July sales of new single-family homes fell 2.4%, their second straight decline and the lowest level since March, the Commerce Department said Monday, as first-time buyers still accounted for a relatively small share.

New-home sales fell to an annual rate of 412,000 units, below forecasts for an uptick to 425,000, even with upward revisions to prior months.

"The numbers bucked the trend of other housing indicators in July, which uniformly pointed upwards," said Sal Guatieri, senior economist at BMO Capital Markets, referring in part to upticks in existing-home sales and housing starts.

"New-home sales are not even half their long-term norm when you account for population growth," he said. "The new-home market is definitely much weaker than the resale market.

July's slowdown in new-home sales occurred even as mortgage rates were at the lowest levels in more than a year and price gains cooled. The median sales price rose 2.9% vs. a year earlier, down from 7.8% in June and double-digit gains in much of 2013.

"The issue is lack of available mortgage credit for first-time buyers," said Jay McCanless, an analyst with Sterne Agee.

A survey from Campbell/Inside Mortgage Finance indicated July's first-time buyer share was 37.2%, the fifth straight monthly gain. Investors' share of home buys continued to fall, to 16% in July.

But first-time buyers have historically made up 40% to 45% of buyers, McCanless noted.

New-home sales make up about 10% of home purchases in the U.S. but have an outsized economic impact — from construction jobs and demand for materials to big-ticket items such as appliances.

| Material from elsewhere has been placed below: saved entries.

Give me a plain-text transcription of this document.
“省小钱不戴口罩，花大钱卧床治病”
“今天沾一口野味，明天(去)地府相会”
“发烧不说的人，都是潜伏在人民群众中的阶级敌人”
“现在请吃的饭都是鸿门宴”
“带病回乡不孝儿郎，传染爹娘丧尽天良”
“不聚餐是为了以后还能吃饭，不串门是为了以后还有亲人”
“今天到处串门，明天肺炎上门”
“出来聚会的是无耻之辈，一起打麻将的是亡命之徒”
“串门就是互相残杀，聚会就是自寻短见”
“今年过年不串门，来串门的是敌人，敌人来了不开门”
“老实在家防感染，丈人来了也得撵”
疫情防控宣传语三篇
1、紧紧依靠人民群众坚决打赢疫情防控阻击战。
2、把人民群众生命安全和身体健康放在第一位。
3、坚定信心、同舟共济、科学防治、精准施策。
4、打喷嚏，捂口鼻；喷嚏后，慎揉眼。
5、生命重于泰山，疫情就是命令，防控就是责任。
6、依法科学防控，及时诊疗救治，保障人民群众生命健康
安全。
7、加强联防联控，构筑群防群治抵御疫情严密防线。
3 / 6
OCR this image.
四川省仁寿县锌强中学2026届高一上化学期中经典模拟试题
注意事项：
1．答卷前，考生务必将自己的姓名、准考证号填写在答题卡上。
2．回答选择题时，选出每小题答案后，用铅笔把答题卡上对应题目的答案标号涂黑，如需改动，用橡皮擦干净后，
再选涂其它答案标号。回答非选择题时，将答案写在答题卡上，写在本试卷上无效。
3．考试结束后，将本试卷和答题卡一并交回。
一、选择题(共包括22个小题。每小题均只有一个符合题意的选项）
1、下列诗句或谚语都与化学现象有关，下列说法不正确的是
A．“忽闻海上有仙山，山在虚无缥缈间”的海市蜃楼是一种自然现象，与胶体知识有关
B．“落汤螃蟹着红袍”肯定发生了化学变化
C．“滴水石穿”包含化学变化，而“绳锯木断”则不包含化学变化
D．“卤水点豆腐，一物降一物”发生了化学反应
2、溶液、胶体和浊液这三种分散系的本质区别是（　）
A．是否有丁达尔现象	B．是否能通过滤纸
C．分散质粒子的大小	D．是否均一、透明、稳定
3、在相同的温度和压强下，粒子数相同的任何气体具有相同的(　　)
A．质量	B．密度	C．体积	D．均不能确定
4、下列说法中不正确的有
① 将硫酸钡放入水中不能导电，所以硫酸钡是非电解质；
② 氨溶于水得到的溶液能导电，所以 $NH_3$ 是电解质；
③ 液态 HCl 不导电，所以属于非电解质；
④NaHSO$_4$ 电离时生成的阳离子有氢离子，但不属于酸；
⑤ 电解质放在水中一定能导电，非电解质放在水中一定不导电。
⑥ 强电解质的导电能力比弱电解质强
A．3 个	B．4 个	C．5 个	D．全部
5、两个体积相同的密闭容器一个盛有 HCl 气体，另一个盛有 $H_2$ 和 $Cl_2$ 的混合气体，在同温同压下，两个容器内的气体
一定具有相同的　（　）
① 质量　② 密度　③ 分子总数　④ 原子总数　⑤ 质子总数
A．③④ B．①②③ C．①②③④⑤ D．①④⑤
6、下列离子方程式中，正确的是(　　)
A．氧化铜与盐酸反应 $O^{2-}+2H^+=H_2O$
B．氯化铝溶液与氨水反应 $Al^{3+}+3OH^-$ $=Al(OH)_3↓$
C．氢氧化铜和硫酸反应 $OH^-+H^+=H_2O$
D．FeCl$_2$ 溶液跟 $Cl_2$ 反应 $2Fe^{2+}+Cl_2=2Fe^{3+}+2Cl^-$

"Certainly it was a far cry from what some economists were looking for to justify 3% to 4% GDP growth in the second half of the year," said Lindsey Piegza, chief economist with Sterne Agee.

Noting that existing-home sales have been rising for a couple of months, she said new-home sales weakness "sets the tone for an uneven housing market overall.

But the number of new homes for sale at the end of July rose to 205,000, representing six months of supply at the current sales rate. That indicates a balanced market.

Single-family new-home starts rose 8.3% in July to a seasonally adjusted annual rate of 656,000 units, the Commerce Department said earlier. But that's still way below the historical norm.

July new-home sales were down vs. June and a year earlier in all regions except for the South, which posted a 33.2% gain from July 2013.

Sales plunged 30.8% in the Northeast vs. June, according to Commerce. Analyst Megan McGrath of MKM Partners isn't sure that steep falloff jibes with the anecdotal evidence.

She says estimates on a three-month rolling average suggest summer is "slower than it was in the winter," even on a seasonally adjusted basis.

"It's not what we're hearing from actual homebuilders," she said. "I take this data with a grain of salt.

McCanless is more bullish on builders active in active-adult and move-up homes as well as luxury housing, such as PulteGroup (PHM), Meritage (MTH), Ryland (MTH) and WCI Communities (WCIC).

Toll Bros. (TOL) targets luxury buyers but is "fully valued," he said, as is Lennar (LEN).

Most builder stocks fell modestly Monday even as the S&P 500 hit a new record high.